Where the disease is far too malignant, as is the case in some brain tumours and pancreatic cancers, for effective treatment, the only option left is palliative care. This is often difficult for both healthcare professionals and the patient and will always be a sensitive area. There is however an integral role for physiotherapy in palliative care.

Physiotherapy in oncology and palliative care: Treatments, methods, and issues

Treating such a complex condition involves many stages, of which physiotherapy is now an established part. The goals of a physiotherapist within this specialty are not unlike the objectives of physios in other fields, namely to improve mobility, independence, and quality of life. As cancer is hugely variable and will be completely different from one patient to the next, a physio in this field needs to be able to adapt their ongoing rehabilitation plan. Your well being is as dependent on the success of your medical treatment as it is on your functionality and self-sufficiency, all these factors contribute to your state of mind which is key to fighting a disease like cancer.

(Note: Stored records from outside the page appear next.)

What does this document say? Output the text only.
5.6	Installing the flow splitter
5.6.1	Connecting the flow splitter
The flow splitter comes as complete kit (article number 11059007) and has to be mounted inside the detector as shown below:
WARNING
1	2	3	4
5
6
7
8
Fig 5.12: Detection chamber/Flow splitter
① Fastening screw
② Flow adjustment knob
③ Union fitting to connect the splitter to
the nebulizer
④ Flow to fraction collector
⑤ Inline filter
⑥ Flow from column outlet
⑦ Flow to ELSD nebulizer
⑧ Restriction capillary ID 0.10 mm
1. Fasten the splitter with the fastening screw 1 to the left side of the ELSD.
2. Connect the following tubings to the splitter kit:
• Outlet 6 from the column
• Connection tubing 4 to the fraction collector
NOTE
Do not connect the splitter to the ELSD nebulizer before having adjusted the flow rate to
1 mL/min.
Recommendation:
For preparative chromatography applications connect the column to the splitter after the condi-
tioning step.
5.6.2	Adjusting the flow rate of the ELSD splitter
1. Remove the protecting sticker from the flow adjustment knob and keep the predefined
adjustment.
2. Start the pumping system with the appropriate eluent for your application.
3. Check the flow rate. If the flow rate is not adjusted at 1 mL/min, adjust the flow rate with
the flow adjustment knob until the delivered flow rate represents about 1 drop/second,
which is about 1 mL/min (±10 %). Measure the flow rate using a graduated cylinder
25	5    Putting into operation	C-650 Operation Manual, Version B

CRF, or Cancer Related Fatigue, is a widely spread consequence of cancer which can affect patients between and during their treatment. Chemo- and radiotherapy, as discussed above, can be very physically and mentally taxing, and as such is a serious obstacle in physiotherapy. The challenge lies in motivating a patient to perform exercises that they need to maintain their health and functionality despite CRF. While physios will have an exercise programme in hand, it is down to their creativity and experience to work the patient and help them stick to it despite CRF and the cancer itself.

The importance of this task lies in how critical it is to maintain their fitness throughout the different stages of their therapy. Regular exercises as prescribed by a professional physiotherapist can have vast mental and physical health benefits, with a growing body of research providing convincing evidence that maintaining activity levels help cope with the symptoms of cancer and the side effects of chemotherapy.

A physiotherapist’s exercise regime will always be based on a full assessment of your abilities and condition. The focus will always be to maintain your lifestyle as much as possible while you are receiving your treatment sessions, and on improving your fitness and strength between them. The purpose of this is to avoid taxing your body too much while it is receiving a therapy that is in itself physically tiring. This programme will always be goal orientated, with objectives discussed and agreed upon with you, the patient, before commencement of the regime. While there is plan to be followed, it is not set in stone, and your therapist will constantly be reassessing your condition and progress to make any necessary adjustments.

Physical therapy is of great benefit to cancer patients in terms of pain management. The first step in this process is establishing the exact nature and position of the pain you are experiencing to best inform your physio’s choice of treatment. The therapist will then proceed to use different interventions like massage, postural adjustments, temperature therapy (hot and cold treatments) and therapeutic exercise. Other less conventional methods with proven efficacy are acupuncture and TENS (Transcutaneous Electrical Nerve Stimulation).